Strawman Shaman

A shaman prayed over a flimsy straw doll
and wrote words on a piece of paper so as to bind
to it the woes of a woman who felt powerless, small,
and who wished to rectify all the wrongs in her mind.

The shaman said, “All of your problems are now here,
invested into this fetish that you must now take
and burn until nothing remains for you to fear.”
The woman took the doll and gave it a shake.

“I do not fear you, evil thing,” the woman swore.
“You are the Patriarchy, and you will lose.”
She laughed hatefully. “You will not exist anymore
because I can destroy you now, as I so choose.”

She then cast the paper and the doll inside the fire
and smiled as both burned away to ashen nothing,
thinking it good that the boogeyman should expire
so easily, as if a thing made of chaff stuffing.

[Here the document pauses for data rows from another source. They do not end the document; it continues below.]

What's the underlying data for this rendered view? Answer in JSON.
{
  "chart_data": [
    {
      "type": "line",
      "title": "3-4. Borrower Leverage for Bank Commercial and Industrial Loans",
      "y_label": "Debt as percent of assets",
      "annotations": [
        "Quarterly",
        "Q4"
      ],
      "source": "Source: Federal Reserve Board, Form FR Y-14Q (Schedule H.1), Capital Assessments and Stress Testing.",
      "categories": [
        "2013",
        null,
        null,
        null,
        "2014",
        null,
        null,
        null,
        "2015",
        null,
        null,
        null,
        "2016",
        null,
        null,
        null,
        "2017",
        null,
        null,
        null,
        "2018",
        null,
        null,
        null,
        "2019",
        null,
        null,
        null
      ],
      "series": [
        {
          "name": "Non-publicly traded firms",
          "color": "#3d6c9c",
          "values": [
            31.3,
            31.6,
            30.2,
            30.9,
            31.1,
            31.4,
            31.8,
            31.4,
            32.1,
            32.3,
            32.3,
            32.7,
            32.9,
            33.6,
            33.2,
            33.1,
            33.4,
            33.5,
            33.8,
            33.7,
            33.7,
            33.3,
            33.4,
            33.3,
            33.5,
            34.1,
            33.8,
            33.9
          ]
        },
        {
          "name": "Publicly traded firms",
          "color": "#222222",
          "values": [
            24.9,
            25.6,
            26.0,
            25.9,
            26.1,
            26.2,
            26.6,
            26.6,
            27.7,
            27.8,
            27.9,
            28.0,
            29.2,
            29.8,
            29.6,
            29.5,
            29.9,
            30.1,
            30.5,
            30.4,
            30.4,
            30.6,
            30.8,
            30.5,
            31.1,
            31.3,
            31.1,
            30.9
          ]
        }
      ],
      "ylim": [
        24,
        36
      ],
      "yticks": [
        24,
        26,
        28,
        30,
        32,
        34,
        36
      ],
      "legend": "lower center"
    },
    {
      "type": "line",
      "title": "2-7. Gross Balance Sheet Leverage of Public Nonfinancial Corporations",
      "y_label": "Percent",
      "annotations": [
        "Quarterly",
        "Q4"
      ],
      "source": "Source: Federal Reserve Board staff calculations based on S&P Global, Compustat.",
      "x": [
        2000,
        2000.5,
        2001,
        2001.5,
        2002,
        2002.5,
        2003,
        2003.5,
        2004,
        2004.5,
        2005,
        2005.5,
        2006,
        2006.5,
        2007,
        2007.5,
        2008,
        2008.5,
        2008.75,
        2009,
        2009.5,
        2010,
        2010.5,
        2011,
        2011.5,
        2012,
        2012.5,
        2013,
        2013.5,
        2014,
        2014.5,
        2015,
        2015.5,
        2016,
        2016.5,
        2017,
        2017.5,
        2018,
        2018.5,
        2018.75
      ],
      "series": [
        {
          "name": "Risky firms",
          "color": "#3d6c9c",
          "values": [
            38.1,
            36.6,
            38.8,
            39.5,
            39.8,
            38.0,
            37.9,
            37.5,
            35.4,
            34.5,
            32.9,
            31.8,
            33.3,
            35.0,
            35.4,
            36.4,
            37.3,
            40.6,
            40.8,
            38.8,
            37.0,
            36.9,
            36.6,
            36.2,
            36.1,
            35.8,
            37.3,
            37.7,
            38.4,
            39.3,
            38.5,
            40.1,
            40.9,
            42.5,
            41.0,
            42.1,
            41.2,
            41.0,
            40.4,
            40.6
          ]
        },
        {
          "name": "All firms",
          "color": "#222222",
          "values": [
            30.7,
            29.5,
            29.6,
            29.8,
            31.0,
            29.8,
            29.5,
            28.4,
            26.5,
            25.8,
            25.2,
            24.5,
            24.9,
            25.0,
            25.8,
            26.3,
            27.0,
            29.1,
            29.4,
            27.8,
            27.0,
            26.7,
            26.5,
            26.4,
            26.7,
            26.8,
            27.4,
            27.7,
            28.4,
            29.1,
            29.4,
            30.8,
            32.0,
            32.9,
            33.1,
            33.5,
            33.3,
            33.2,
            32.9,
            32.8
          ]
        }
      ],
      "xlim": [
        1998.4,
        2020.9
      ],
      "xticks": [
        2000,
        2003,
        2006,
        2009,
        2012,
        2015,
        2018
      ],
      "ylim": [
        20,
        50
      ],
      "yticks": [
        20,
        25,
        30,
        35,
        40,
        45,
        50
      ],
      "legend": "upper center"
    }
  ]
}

When others heard of her story, they came to the shaman,
each hoping he could defeat his or her own evil spirit
by investing all of their evil spirits into a strawman
and burning the fetish so as to never again fear it.

Some asked that he burn away parasitic communism,
and some asked for debt-capitalism and cash,
some the GOP, and the Democrats, the whole prism
of ideology burned, inside the dolls, to ash.

Each person went away, thoroughly pleased
to think their world had somehow been bettered,
and all the while nothing they hated truly ceased
because of the words that had been lettered.

And so, in time, they found themselves fooled,
realizing that nothing had ever really changed
since the angry flames had been overruled—
their superstitious endowments deranged.

They confronted the shaman, all of them enraged
for having been fooled by a thief and a liar
and, for his crimes, they had him bound and caged,
wanting to punish him for preying upon desire.

“You blame me for your problems,” he laughed
while they all shouted at him in his cage,
“but you are the ones who are truly daft
if you think problems are only words upon a page!”

They whined: “How can we solve our problems, then?”
The shaman grinned and said, “It is so very simple.
Release me and I will show you how, my children.
Just come with me into my strawman’s temple.”

They released him, hesitantly, and followed him thereto—
to a great fire pit in an ancient ziggurat
where he stoked the flames to burn all ills heir to
humans upon a great blaze that flared bright and hot.

“You all want easy answers,” the shaman said.
“And simple evils needing simple solutions. Very well—
Life is the problem, by god, so, until you are dead
you will always be living a constant Hell.”

This said, he leapt down into the roaring flames
and all of his problems went up in easy smoke—
but his followers baulked at his bold claims,
still wanting to believe he misspoke.